European finance ministers have hammered out a new finance deal with Greece that will see the country receive a £108.7 billion rescue package from the eurozone.
The deal will come just in time to avert a default in the debt stricken nation, however, the deal is unlikely to be popular with the people as it requires the Greek government to get on top of its finances by implementing far-reaching austerity measures.
Ministers agreed the deal after 13 hours of talks. Targets include the reduction of Athens' debt to 120.5 per cent of the country's gross domestic product (GDP) by 2020.
Speaking after the agreement was finalised, Jean-Claude Juncker, who chairs the Eurogroup of finance ministers, said: "We have reached a far-reaching agreement on Greece's new programme and private sector involvement that would lead to a significant debt reduction for Greece … to secure Greece's future in the euro area."
The deal buoyed some European investors. However, others were concerned that the bailout and Greece's guaranteed position in the eurozone could jeopardise economic recovery on the continent.
David Miller, partner at Chevoit, told Reuters: "The deal in addition to the long term refinancing operation, and creation of the EFSF are steps towards eurozone stability, but none are more than temporary fixes."
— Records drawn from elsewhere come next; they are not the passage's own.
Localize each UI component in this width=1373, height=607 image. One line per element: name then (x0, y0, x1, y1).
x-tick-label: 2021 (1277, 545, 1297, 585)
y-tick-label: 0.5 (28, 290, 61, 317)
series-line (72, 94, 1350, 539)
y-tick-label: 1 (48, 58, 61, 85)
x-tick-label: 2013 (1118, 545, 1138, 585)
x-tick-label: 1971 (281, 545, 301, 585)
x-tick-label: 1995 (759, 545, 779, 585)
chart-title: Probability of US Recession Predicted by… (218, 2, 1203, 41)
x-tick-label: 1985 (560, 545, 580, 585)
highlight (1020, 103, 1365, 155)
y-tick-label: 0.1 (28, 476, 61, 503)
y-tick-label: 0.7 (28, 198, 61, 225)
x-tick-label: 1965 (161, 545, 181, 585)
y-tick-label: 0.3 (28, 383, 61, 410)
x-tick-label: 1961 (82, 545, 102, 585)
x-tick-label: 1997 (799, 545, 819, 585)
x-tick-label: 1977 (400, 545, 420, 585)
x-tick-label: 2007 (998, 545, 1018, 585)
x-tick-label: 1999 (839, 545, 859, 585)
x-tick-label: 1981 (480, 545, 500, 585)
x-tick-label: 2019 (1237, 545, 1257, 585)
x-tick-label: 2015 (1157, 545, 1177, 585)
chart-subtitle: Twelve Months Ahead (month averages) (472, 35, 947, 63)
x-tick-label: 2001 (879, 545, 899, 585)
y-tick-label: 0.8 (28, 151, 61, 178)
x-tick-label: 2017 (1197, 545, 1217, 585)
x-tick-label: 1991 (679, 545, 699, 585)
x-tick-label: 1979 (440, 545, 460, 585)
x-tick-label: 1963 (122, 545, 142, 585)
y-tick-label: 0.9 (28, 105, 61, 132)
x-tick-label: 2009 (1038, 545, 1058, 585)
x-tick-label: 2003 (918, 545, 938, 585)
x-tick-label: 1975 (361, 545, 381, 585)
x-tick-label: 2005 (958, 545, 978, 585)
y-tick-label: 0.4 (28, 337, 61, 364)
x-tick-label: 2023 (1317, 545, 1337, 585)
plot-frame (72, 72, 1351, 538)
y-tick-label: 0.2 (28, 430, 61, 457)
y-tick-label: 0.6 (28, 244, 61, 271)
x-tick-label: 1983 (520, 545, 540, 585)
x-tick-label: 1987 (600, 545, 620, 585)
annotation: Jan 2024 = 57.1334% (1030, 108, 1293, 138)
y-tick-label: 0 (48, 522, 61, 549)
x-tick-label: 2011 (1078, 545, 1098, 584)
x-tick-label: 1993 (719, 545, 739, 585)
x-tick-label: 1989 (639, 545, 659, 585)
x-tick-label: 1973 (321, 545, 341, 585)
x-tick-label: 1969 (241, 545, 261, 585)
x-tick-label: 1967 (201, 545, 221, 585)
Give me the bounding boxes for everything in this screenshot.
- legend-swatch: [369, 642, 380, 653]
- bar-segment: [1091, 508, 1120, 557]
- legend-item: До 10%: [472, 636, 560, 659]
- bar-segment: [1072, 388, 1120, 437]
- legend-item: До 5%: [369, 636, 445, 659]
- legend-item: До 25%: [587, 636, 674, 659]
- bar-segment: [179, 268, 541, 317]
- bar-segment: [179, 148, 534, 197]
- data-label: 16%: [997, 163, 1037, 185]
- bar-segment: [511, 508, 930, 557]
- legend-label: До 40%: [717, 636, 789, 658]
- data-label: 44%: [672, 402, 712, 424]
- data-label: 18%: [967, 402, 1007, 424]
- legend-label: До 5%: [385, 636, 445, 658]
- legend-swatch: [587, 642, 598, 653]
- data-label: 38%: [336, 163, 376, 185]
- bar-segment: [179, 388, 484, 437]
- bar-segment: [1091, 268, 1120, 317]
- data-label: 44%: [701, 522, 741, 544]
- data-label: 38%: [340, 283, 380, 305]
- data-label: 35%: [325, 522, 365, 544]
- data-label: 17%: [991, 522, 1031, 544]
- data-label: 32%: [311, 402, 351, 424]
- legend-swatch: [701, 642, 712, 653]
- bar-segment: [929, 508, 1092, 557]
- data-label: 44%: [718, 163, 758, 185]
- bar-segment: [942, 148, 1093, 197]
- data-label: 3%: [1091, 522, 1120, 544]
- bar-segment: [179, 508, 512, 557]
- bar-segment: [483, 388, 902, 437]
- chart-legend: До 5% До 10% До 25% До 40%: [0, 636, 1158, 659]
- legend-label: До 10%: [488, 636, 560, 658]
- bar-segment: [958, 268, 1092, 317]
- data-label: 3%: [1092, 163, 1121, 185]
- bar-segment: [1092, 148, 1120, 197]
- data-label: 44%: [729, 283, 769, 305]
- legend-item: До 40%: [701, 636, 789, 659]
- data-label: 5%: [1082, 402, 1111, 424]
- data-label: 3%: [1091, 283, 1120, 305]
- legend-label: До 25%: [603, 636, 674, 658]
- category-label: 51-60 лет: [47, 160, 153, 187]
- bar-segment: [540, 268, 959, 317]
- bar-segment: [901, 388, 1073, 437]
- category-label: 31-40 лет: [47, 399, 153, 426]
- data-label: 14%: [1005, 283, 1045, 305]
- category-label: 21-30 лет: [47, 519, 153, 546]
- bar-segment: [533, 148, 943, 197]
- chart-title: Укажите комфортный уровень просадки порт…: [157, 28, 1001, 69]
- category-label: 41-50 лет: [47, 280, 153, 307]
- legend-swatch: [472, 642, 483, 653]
"The lack of economic growth in peripheral Europe and structural imbalances are slowly being mixed into the crisis," he added.
The deal did have a better impact further afield, with investors in Australia welcoming the eurozone bailout deal. The S&P/ASX200 index in Sydney climbed by 35.1 points following the announcement.
John Curtin, associate director with Patersons Securities, told the Sydney Morning Herald: ''The positive is that they've got the deal done – unlike other deals – earlier than when the deadline was. So, that's going to be good for confidence."